TechFlow Perspective
The biggest blind spot in this report lies in data source bias. OpenRouter mainly targets developers, startups, and AI agent programming scenarios; it does not include first-hand API traffic from OpenAI and Anthropic, nor does it include usage deployed internally by hyperscale cloud providers. This means the report captures "long-tail AI demand," not "total AI demand." If the long tail is surging, the head will only be hotter, but it is also possible the head has cooled while the long tail is still catching up—these two have completely different investment implications.
GPU rental prices track third-party capacity from non-hyperscale cloud providers, excluding official rental prices from AWS, Azure, GCP. Third parties are all rising, indicating compute shortage has spilled over from the head to the long tail; this is positive for AI hardware in direction, but unable to judge utilization rates of hyperscale providers themselves. If their self-used compute is already oversupplied, just not released to the rental market, then the true state of supply and demand would be weaker than presented in the report.
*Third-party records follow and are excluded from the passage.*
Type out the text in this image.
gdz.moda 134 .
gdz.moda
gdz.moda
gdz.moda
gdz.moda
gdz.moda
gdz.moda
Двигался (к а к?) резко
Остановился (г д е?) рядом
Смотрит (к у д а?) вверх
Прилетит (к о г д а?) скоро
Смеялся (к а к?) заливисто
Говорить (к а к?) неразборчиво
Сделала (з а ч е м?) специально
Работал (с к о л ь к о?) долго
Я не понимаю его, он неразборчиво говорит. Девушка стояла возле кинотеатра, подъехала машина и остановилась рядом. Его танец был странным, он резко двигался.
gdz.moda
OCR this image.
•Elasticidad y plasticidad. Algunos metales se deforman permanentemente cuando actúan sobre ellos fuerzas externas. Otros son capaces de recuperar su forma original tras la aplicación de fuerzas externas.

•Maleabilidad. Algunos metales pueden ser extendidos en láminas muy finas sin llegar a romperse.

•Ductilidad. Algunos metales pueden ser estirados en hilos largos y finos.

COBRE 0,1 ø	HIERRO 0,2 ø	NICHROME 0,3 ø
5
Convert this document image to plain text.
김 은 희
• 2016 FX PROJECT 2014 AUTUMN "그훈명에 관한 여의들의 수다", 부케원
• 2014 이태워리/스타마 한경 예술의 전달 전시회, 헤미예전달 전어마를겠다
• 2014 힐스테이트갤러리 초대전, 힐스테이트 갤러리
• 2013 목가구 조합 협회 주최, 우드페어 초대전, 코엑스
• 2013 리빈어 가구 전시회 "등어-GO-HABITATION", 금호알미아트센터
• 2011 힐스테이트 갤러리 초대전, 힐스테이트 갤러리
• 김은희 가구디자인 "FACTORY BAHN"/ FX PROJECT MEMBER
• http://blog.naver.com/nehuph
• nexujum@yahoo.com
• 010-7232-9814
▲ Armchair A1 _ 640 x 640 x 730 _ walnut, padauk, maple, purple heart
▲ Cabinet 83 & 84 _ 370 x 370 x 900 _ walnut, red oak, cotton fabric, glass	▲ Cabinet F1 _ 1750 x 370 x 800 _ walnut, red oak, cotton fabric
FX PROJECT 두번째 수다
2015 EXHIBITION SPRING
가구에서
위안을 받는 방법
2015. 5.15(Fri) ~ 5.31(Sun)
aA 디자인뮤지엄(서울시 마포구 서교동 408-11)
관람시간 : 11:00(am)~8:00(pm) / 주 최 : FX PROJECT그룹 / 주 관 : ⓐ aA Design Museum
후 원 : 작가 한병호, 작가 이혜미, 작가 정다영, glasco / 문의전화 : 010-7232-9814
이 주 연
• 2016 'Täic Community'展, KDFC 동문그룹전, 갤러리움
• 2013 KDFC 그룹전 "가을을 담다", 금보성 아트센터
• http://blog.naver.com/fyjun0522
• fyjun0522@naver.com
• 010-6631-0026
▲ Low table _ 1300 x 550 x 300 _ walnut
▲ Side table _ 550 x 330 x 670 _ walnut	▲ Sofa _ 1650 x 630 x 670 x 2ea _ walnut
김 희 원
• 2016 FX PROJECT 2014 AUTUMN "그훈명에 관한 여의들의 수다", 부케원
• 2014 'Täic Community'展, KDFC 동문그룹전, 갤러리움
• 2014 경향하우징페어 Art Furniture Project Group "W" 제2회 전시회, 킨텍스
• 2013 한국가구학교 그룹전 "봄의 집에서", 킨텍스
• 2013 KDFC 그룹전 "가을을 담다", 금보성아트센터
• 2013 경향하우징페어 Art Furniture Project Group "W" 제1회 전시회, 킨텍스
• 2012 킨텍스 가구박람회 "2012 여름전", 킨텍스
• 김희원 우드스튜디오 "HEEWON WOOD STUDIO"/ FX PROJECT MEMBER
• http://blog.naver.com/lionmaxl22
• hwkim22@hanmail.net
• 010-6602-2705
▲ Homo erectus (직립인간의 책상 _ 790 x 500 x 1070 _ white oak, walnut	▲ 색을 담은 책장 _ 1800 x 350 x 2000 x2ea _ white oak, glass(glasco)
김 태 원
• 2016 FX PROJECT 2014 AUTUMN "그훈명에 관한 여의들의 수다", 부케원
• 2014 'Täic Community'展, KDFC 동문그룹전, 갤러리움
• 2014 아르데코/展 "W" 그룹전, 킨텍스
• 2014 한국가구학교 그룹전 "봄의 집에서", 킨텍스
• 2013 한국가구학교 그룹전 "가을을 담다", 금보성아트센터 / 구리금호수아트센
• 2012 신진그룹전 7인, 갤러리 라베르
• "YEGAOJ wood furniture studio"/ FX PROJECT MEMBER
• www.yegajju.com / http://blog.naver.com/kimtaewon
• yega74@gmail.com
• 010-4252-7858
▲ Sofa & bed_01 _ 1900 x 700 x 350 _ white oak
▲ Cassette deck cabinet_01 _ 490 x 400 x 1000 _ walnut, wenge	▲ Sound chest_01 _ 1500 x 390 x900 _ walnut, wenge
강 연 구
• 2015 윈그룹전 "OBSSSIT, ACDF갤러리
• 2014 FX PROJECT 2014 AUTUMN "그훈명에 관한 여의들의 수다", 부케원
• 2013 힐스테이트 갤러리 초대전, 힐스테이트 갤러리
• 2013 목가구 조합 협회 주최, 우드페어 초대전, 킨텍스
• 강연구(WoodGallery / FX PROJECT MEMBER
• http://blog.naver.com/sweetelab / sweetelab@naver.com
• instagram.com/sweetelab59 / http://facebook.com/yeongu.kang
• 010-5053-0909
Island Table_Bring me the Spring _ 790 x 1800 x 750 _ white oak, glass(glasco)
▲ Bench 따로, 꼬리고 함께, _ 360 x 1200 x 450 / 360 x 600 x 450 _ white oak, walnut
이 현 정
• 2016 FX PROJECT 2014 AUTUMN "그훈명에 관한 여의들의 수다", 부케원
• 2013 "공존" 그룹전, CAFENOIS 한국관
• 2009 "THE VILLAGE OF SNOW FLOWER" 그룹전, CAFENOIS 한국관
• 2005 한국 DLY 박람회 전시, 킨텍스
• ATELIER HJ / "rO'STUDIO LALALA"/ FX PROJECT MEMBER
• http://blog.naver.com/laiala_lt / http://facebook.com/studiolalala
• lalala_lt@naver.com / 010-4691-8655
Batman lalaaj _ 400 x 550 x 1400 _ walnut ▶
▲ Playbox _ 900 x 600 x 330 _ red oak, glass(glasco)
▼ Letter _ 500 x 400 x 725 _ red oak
Signals of storage price divergence deserve separate unpacking. NAND weakening for three consecutive months, DRAM still rising, this fits typical characteristics of the later stage of the storage cycle. If NAND prices continue to decline, storage chip vendors' revenue expectations will be revised down, subsequently affecting capital expenditure expectations for the entire semiconductor equipment sector.

Disclaimer
This article is a compilation and interpretation by TechFlow Research of third-party broker research reports. Ratings, target prices, earnings forecasts, and related judgments cited in the text are the views of the broker's analysts, represent only the position of their affiliated institution, do not represent the views of TechFlow Research, and do not constitute any investment advice.
Market involves risks; decisions must be independent. This article should not be used as a basis for buying or selling any securities.